January 16, 2014 in Nation/World

Westminster agility event to let mixed-breed dogs shine

Jennifer Peltz Associated Press
 
Associated Press photo

Callia, a standard poodle, demonstrates her mastery of an agility test during a news conference in New York on Wednesday.
(Full-size photo)

NEW YORK – Long the province of the purebred, the Westminster Kennel Club dog show is opening a doggie door this year to mixed-breed competitors.

While Labradoodles, puggles and who-knows-whats won’t be able to vie for the prestigious Best in Show award, they’ll be included in its new agility trial.

It’s a notable embrace for the nation’s premier canine event, which also is adding three breeds at next month’s show: the Chinook, the Portuguese podengo pequeno and the rat terrier.
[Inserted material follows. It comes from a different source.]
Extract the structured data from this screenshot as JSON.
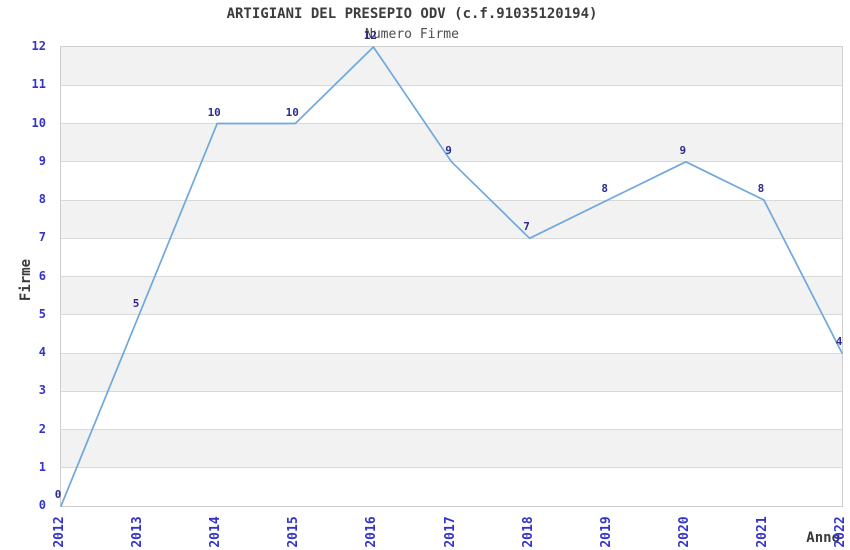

No mixed-breed dogs have appeared anywhere at Westminster since the 138-year-old event’s early days, organizers said at a news conference Wednesday.

But this year, Alfie the apparently-part-poodle, part-terrier will be among the dogs weaving around poles, walking up a plank and springing over jumps on the agility course.

Alfie’s background isn’t rarefied. Owner Irene Palmerini spotted him in a mall pet store, marked down to $99. She wasn’t planning to get a dog, but she felt for the curly-haired, black-and-white puppy and took him home to Toms River, N.J.

He proved to have more energy than even 4-mile daily walks could absorb, and agility training provided an outlet. About seven years later, Palmerini is thrilled that Alfie will be among the mixed breeds – or “all-American” dogs in Westminster parlance – going up against purebred competitors at the elite event.

The pros and cons of pedigreed and mixed-breed animals have long been a sensitive subject in dogdom; animal rights activists have protested Westminster itself. They see dog breeding as an unhealthy exercise in genetic engineering and say it’s insensitive to breed dogs while others languish in shelters. Purebred enthusiasts, meanwhile, consider breeding a way to develop and preserve different traits and help people select a compatible pet.

Westminster leaders say the show is a celebration of all dogs, and they’re pleased to make a place for mixed-breeds in a fast-growing canine pursuit.